The plasticity of root development represents a key trait that enables plants to adapt to diverse environmental cues. The pattern of cell wall deposition, alongside other parameters, affects the extent, and direction of root growth. In this study, we report that FASCICLIN-LIKE ARABINOGALACTAN PROTEIN 18 (FLA18) plays a role during root elongation in Arabidopsis thaliana. Using root-specific co-expression analysis, we identified FLA18 to be co-expressed with a sub-set of genes required for root elongation. FLA18 encodes for a putative extra-cellular arabinogalactan protein from the FLA-gene family. Two independent T-DNA insertion lines, named fla18-1 and fla18-2, display short and swollen lateral roots (LRs) when grown on sensitizing condition of high-sucrose containing medium. Unlike fla4/salt overly sensitive 5 (sos5), previously shown to display short and swollen primary root (PR) and LRs under these conditions, the PR of the fla18 mutants is slightly longer compared to the wild-type. Overexpression of the FLA18 CDS complemented the fla18 root phenotype. Genetic interaction between either of the fla18 alleles and sos5 reveals a more severe perturbation of anisotropic growth in both PR and LRs, as compared to the single mutants and the wild-type under restrictive conditions of high sucrose or high-salt containing medium.
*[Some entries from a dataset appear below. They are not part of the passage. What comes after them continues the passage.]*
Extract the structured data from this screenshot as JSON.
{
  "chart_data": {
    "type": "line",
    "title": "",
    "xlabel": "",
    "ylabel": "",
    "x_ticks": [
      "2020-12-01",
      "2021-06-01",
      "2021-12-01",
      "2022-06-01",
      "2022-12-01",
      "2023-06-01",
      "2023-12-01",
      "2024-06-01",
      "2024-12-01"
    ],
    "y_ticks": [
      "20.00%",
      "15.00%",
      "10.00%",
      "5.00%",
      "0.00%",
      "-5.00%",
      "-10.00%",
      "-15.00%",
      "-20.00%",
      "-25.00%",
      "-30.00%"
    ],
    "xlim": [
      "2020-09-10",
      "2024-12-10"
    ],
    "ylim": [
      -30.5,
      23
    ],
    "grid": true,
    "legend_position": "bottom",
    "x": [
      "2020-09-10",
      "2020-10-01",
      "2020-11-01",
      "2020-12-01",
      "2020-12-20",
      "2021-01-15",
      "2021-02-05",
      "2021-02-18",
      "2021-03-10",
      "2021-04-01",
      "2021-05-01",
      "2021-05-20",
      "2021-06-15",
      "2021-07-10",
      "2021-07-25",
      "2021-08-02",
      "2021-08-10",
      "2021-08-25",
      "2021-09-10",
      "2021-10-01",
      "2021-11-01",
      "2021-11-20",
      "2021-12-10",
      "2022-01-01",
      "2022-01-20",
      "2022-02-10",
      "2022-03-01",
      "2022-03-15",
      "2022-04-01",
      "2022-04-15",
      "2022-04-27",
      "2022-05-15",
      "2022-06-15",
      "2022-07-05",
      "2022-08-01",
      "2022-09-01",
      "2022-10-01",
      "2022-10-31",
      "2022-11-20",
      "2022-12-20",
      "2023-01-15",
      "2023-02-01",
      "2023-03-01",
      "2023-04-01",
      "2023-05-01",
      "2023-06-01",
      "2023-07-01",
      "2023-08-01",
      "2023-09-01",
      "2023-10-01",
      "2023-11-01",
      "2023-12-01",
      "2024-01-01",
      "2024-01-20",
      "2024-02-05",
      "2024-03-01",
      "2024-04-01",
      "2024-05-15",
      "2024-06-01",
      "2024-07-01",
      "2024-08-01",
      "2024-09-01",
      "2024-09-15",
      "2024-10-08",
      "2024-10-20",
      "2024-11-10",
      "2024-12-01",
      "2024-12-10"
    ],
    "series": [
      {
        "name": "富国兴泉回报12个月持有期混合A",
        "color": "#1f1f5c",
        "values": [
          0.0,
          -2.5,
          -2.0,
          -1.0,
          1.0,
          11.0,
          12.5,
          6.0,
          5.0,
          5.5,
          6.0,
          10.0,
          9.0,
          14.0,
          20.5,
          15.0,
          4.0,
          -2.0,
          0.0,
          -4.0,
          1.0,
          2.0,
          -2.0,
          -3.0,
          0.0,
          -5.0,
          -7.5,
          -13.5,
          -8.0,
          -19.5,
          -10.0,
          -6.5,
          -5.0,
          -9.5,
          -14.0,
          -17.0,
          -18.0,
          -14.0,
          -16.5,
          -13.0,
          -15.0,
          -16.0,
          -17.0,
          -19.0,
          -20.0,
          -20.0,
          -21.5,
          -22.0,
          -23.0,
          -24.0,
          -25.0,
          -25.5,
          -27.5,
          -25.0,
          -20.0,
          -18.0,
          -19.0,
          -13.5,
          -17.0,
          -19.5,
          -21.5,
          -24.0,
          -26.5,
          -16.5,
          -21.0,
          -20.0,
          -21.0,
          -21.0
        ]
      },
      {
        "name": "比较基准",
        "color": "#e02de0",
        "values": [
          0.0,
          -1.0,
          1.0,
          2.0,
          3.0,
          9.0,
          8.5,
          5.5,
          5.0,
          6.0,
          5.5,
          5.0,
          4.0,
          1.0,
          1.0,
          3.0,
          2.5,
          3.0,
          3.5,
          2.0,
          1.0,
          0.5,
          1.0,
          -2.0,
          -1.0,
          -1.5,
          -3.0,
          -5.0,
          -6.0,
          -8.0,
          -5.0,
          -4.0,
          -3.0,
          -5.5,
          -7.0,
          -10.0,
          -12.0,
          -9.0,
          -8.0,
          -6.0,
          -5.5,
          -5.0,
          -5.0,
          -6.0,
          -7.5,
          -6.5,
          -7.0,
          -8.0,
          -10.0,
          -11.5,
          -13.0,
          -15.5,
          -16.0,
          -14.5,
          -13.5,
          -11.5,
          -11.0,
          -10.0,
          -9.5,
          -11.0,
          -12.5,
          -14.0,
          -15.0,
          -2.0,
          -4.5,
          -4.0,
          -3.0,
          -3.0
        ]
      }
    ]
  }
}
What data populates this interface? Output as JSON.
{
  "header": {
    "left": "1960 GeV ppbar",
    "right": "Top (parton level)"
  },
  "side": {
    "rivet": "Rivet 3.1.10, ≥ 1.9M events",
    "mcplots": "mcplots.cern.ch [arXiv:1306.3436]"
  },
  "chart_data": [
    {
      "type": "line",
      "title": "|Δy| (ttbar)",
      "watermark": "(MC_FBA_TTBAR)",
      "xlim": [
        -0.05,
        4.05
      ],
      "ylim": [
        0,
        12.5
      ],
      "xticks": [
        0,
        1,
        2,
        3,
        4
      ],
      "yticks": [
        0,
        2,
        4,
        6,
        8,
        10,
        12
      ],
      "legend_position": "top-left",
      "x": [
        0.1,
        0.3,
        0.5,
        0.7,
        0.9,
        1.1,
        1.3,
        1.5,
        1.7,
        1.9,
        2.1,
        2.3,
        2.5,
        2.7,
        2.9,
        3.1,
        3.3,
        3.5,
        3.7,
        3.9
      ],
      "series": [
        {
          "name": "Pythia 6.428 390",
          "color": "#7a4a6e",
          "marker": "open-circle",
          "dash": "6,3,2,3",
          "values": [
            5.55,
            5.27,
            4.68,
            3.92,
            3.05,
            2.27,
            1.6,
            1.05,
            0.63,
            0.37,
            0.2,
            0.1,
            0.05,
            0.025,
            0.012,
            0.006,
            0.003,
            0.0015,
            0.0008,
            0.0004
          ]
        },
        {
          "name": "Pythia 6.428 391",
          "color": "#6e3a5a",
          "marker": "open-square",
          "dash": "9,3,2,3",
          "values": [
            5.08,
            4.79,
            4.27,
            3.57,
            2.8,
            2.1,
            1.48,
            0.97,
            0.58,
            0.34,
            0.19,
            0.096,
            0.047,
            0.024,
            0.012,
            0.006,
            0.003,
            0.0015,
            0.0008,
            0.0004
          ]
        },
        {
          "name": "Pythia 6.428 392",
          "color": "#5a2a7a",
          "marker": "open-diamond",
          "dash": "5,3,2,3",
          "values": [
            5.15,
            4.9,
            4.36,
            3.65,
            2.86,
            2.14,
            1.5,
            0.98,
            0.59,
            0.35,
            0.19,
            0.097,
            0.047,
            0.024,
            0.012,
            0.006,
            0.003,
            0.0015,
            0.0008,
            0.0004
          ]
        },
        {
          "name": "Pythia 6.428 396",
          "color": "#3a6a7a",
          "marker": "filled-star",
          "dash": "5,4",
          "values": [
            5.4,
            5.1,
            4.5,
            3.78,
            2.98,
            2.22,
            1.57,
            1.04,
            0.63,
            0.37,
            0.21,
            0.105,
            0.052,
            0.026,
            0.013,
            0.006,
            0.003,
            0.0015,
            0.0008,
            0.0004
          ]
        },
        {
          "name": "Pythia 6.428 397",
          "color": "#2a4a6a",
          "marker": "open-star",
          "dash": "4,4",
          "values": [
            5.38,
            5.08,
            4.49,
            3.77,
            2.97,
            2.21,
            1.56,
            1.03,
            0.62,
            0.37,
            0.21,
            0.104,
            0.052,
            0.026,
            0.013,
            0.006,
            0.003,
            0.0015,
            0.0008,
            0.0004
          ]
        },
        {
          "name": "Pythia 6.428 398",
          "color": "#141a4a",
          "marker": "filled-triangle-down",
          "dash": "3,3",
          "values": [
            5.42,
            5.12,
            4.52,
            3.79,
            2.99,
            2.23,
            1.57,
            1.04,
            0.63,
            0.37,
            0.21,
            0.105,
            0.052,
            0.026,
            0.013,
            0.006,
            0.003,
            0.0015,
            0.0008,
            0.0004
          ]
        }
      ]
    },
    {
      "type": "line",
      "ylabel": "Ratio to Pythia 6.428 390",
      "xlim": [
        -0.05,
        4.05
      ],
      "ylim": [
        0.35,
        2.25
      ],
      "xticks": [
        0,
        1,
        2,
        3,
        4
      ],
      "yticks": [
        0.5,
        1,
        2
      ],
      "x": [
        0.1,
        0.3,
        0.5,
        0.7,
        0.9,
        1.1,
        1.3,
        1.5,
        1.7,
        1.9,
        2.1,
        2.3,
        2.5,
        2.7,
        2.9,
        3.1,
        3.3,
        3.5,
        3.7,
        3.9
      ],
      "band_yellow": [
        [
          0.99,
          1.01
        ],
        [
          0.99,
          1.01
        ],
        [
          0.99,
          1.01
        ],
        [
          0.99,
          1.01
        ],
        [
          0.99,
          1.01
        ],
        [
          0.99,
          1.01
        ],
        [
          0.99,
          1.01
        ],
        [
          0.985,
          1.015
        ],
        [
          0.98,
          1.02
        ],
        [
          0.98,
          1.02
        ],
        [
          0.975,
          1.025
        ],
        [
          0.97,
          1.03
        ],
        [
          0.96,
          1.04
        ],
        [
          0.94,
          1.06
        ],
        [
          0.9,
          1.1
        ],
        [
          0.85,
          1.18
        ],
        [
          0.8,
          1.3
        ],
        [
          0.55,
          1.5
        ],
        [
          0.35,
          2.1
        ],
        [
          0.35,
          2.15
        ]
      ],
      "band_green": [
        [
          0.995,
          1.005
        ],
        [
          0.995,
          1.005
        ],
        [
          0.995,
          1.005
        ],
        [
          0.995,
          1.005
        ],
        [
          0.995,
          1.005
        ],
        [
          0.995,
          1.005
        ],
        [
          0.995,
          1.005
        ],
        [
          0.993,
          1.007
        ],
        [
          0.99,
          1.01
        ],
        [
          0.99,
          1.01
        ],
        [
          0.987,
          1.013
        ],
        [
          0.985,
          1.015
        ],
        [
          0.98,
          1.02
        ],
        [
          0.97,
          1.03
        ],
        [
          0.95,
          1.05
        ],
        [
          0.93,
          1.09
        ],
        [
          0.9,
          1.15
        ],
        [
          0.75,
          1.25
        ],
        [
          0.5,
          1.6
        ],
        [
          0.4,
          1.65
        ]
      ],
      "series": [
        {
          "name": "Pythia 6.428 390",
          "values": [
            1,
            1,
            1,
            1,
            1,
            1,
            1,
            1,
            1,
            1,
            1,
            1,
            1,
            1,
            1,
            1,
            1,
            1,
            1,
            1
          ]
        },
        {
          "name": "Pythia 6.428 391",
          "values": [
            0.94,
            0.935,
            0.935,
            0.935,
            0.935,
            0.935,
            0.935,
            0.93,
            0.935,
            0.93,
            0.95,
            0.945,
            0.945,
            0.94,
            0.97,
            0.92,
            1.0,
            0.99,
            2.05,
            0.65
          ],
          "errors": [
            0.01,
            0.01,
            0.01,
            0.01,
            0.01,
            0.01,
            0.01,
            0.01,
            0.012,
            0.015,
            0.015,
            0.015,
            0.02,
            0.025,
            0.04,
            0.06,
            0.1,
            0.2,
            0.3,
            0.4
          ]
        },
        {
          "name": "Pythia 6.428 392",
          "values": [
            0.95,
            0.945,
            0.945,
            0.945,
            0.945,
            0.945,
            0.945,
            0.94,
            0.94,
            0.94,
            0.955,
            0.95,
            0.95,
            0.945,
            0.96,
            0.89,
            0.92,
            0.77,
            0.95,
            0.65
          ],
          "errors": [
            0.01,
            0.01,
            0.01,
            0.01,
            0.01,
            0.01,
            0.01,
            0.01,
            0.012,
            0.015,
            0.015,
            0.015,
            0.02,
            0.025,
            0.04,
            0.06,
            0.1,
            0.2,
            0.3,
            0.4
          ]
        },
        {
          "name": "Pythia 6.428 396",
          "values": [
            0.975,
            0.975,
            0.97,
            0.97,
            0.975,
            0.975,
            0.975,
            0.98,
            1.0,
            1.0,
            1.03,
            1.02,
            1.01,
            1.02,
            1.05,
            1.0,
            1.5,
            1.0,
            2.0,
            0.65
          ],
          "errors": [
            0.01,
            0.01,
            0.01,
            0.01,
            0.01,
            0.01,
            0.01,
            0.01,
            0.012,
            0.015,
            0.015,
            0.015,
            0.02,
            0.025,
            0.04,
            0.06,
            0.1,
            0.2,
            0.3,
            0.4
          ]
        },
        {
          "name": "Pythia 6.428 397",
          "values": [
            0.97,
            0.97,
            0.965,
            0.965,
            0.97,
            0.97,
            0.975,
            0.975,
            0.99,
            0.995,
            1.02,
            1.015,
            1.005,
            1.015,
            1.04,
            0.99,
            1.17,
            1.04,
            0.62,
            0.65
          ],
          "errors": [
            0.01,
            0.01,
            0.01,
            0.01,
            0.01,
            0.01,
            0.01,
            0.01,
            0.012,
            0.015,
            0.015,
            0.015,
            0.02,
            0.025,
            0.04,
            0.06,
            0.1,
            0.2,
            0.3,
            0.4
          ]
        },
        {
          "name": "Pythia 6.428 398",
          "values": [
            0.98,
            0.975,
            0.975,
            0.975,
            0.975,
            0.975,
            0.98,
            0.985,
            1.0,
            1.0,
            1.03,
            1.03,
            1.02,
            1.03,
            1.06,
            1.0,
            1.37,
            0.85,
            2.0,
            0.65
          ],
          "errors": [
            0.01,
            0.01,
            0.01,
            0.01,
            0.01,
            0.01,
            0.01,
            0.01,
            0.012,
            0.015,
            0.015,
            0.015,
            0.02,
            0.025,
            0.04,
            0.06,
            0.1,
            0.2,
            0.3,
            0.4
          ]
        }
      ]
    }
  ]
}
Additionally, under salt-stress conditions, fla18sos5 had a small, chlorotic shoot phenotype, that was not observed in any of the single mutants or the wild type. As previously shown for sos5, the fla18-1 and fla18-1sos5 root-elongation phenotype is suppressed by abscisic acid (ABA) and display hypersensitivity to the ABA synthesis inhibitor, Fluridon. Last, similar to other cell wall mutants, fla18 root elongation is hypersensitive to the cellulose synthase inhibitor, Isoxaben. Altogether, the presented data assign a new role for FLA18 in the regulation of root elongation. Future studies of the unique vs. redundant roles of FLA proteins during root elongation is anticipated to shed a new light on the regulation of root architecture during plant adaptation to different growth conditions.